Honorary degree recipients
Click on the links below to read about this year's honorary degree recipients and to read their remarks.
- Ann Curry
Doctor of Humane Letters
The job of journalists, it has been said, is to comfort the afflicted and afflict the comfortable. In your career, Ann Curry, we see that commitment to speak truth to power as well as a willingness to risk danger and endure discomfort (not to mention braving bungee jumps, sky dives and other feats of daring).
A graduate of the University of Oregon School of Journalism, you began your career with the desire to call attention to injustice and suffering in every corner of the world. That concern for others, combined with your courage in asking difficult questions and confronting risk, powered your swift march up to the ranks of network television news journalists.
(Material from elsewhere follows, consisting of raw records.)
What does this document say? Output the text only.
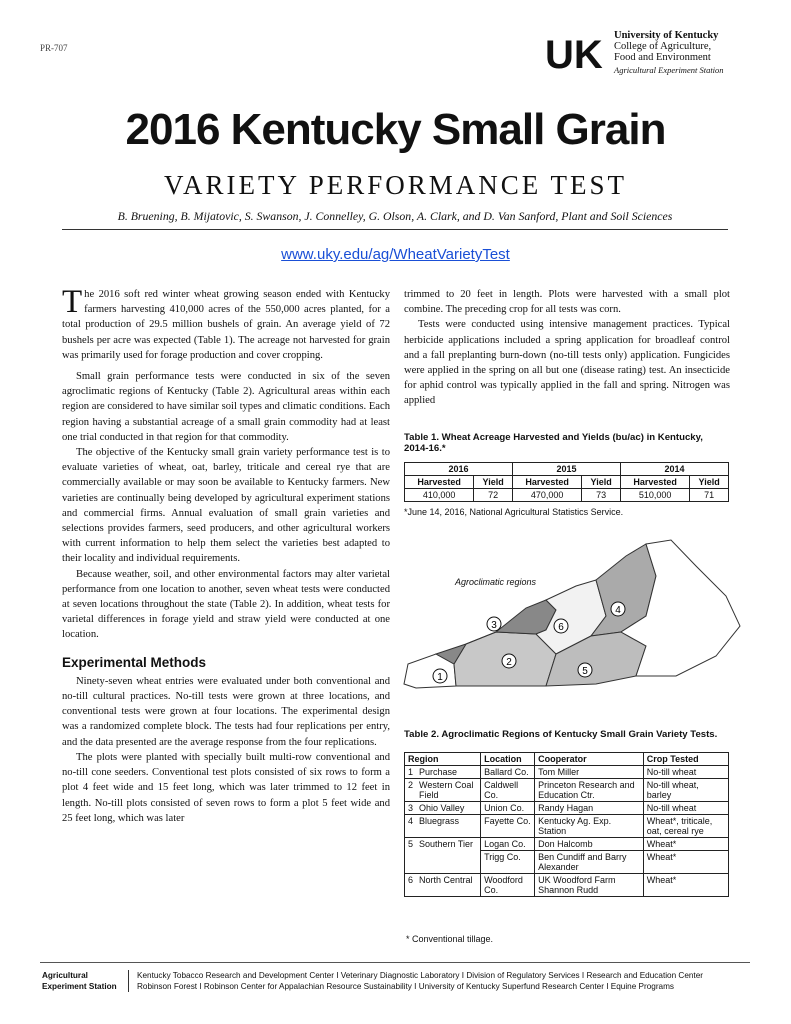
PR-707	UK University of Kentucky
College of Agriculture,
Food and Environment
Agricultural Experiment Station
2016 Kentucky Small Grain
VARIETY PERFORMANCE TEST
B. Bruening, B. Mijatovic, S. Swanson, J. Connelley, G. Olson, A. Clark, and D. Van Sanford, Plant and Soil Sciences
www.uky.edu/ag/WheatVarietyTest

The 2016 soft red winter wheat growing season ended with Kentucky farmers harvesting 410,000 acres of the 550,000 acres planted, for a total production of 29.5 million bushels of grain. An average yield of 72 bushels per acre was expected (Table 1). The acreage not harvested for grain was primarily used for forage production and cover cropping.

Small grain performance tests were conducted in six of the seven agroclimatic regions of Kentucky (Table 2). Agricultural areas within each region are considered to have similar soil types and climatic conditions. Each region having a substantial acreage of a small grain commodity had at least one trial conducted in that region for that commodity.

The objective of the Kentucky small grain variety performance test is to evaluate varieties of wheat, oat, barley, triticale and cereal rye that are commercially available or may soon be available to Kentucky farmers. New varieties are continually being developed by agricultural experiment stations and commercial firms. Annual evaluation of small grain varieties and selections provides farmers, seed producers, and other agricultural workers with current information to help them select the varieties best adapted to their locality and individual requirements.

Because weather, soil, and other environmental factors may alter varietal performance from one location to another, seven wheat tests were conducted at seven locations throughout the state (Table 2). In addition, wheat tests for varietal differences in forage yield and straw yield were conducted at one location.

Experimental Methods

Ninety-seven wheat entries were evaluated under both conventional and no-till cultural practices. No-till tests were grown at three locations, and conventional tests were grown at four locations. The experimental design was a randomized complete block. The tests had four replications per entry, and the data presented are the average response from the four replications.

The plots were planted with specially built multi-row conventional and no-till cone seeders. Conventional test plots consisted of six rows to form a plot 4 feet wide and 15 feet long, which was later trimmed to 12 feet in length. No-till plots consisted of seven rows to form a plot 5 feet wide and 25 feet long, which was later

trimmed to 20 feet in length. Plots were harvested with a small plot combine. The preceding crop for all tests was corn.

Tests were conducted using intensive management practices. Typical herbicide applications included a spring application for broadleaf control and a fall preplanting burn-down (no-till tests only) application. Fungicides were applied in the spring on all but one (disease rating) test. An insecticide for aphid control was typically applied in the fall and spring. Nitrogen was applied

Table 1. Wheat Acreage Harvested and Yields (bu/ac) in Kentucky, 2014-16.*
2016		2015		2014	
Harvested	Yield	Harvested	Yield	Harvested	Yield
410,000	72	470,000	73	510,000	71
*June 14, 2016, National Agricultural Statistics Service.
1
2
3
4
5
6
Agroclimatic regions
Table 2. Agroclimatic Regions of Kentucky Small Grain Variety Tests.
Region		Location	Cooperator	Crop Tested
1	Purchase	Ballard Co.	Tom Miller	No-till wheat
2	Western Coal Field	Caldwell Co.	Princeton Research and Education Ctr.	No-till wheat, barley
3	Ohio Valley	Union Co.	Randy Hagan	No-till wheat
4	Bluegrass	Fayette Co.	Kentucky Ag. Exp. Station	Wheat*, triticale, oat, cereal rye
5	Southern Tier	Logan Co.	Don Halcomb	Wheat*
		Trigg Co.	Ben Cundiff and Barry Alexander	Wheat*
6	North Central	Woodford Co.	UK Woodford Farm Shannon Rudd	Wheat*
* Conventional tillage.
Agricultural
Experiment Station
Kentucky Tobacco Research and Development Center I Veterinary Diagnostic Laboratory I Division of Regulatory Services I Research and Education Center
Robinson Forest I Robinson Center for Appalachian Resource Sustainability I University of Kentucky Superfund Research Center I Equine Programs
As a television journalist, you helped to launch MSNBC, and you assumed news anchor duties at the Today show and Dateline. But you did not allow yourself to become comfortable. Indeed, you have built a reputation for covering difficult stories in dangerous places. Among them: Beirut and Northern Israel during the Israel Lebanon war, Baghdad, Sri Lanka, the Democratic Republic of Congo and Rwanda.
Most memorably, you traveled to Sudan three times to cover the violence and ethnic cleansing in Darfur and Chad. Your in-depth reporting focused on the victims in that region. When you won a rare interview with Sudanese President Omar al-Bashir, you confronted him with questions about his government's complicity in genocide.
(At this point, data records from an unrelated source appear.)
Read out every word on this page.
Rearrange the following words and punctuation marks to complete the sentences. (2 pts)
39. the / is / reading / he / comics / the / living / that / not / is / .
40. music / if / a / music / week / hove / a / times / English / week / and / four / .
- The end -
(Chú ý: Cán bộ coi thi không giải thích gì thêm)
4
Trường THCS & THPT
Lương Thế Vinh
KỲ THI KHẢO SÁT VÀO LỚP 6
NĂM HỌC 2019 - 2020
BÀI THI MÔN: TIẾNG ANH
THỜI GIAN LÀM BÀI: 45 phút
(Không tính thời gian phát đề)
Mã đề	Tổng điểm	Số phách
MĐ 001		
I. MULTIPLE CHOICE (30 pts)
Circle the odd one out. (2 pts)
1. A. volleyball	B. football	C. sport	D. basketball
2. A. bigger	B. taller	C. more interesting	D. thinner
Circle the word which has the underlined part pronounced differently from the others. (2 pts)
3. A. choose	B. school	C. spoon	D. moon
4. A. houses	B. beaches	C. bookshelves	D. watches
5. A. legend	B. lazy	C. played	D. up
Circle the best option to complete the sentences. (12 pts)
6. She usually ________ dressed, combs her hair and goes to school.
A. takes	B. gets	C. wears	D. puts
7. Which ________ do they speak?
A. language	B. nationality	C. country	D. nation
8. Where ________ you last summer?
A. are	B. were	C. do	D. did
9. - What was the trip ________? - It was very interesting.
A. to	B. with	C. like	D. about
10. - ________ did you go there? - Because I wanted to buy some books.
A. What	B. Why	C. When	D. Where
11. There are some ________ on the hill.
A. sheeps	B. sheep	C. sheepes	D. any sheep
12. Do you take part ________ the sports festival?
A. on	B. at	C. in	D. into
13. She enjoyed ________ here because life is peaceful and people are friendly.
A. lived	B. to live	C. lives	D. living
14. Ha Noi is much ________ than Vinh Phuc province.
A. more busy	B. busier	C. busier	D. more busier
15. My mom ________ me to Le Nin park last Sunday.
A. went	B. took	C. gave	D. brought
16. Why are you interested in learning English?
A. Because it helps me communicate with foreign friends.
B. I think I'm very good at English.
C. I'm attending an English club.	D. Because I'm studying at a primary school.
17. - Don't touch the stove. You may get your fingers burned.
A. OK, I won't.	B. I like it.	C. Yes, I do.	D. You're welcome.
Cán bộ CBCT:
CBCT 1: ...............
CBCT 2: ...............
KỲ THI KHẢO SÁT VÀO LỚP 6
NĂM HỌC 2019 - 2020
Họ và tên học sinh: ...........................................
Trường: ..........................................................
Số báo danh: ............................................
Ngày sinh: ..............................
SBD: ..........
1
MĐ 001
Your exemplary work has been honored with two Emmys, four Golden Mikes, several Associated Press Certificates of Excellence, two Gracies, and an award for Excellence in Reporting from the NAACP. We are proud to present you with the degree of Honorary Doctor of Humane Letters.
- Gillian M. Shepherd, M.D. '70
Doctor of Science
Excellence in the practice of medicine requires the soul of a scientist, the heart of an educator and the head of an academic. Gillian M. Shepherd, you bring all of that together as a renowned clinician, researcher, teacher and public health advocate.
After graduating from Wheaton, you pursued graduate study at Tufts University and earned a medical degree from New York Medical College. Since then, you have built a successful private practice, and through your research, you have become a leading expert on patients' adverse reactions to drugs and other therapies.
The general public knows you best from your appearances on network television, where you show a gift for conveying complex information in vivid and easy-to-understand ways. That skill, which your patients undoubtedly appreciate, is also on display in the book you co-authored: What's in the Air: The Complete Guide to Seasonal and Year Round Airborne Allergies.
You also share your expertise as a clinical associate professor of medicine at Cornell University's Weill Medical College. Your commitment to education shows in the four national teaching awards you have received from the American College of Physicians. It also drives your contributions to Wheaton, where you have lectured, participated in student programs and served on the college's Science Advisory Committee.
You once observed, "Today allergies are booming. And unlike the stock market, this trend has been rising steadily." Dr. Shepherd, like your patients, we are glad that you have invested yourself in this field. We admire your achievements in science and your commitment to education and are honored to bestow upon you the degree of Honorary Doctor of Science.
- Diana Davis Spencer '60
Doctor of Humane Letters[Read Diana Davis Spencer's commencement remarks.]
Expert travelers find wonder and opportunity everywhere they go. Diana Davis Spencer, you are indeed an expert and intrepid traveler, who has uncovered a world of opportunities. As a writer, activist and philanthropist, you have ensured that thousands of others would benefit from your insights.Your passion for discovery is reflected in your deep commitment to education. From serving as a house parent at independent schools to writing for newspapers and magazines, you have enlightened others about new perspectives.You are an innovative leader in many organizations, including the Network for Teaching Entrepreneurship, and Wheaton, where you served as a trustee for 15 years. Your advocacy for global studies exemplifies your broad and beneficial influence. The Davis House and the Davis International Fellows program testify to the impact of your support, as does your election as a trustee emerita.
Your connections with students and your active support for education have opened new paths for innumerable young people. You played a critical role in ensuring that people with learning disabilities would enjoy equal freedom to follow their own educational journey. Your advocacy made possible the major step forward represented by the passage of Massachusetts Chapter 766, guaranteeing the rights of children with special needs to education best-suited to their learning styles.
You once said of yourself: "I'm not the sort of person who is going to sit on the sidelines." Diana, we speak for many when we express our gratitude for your active engagement with the world and your generosity in helping others to make the most of it. It is with great admiration and appreciation that we present you with the degree of Honorary Doctor of Humane Letters.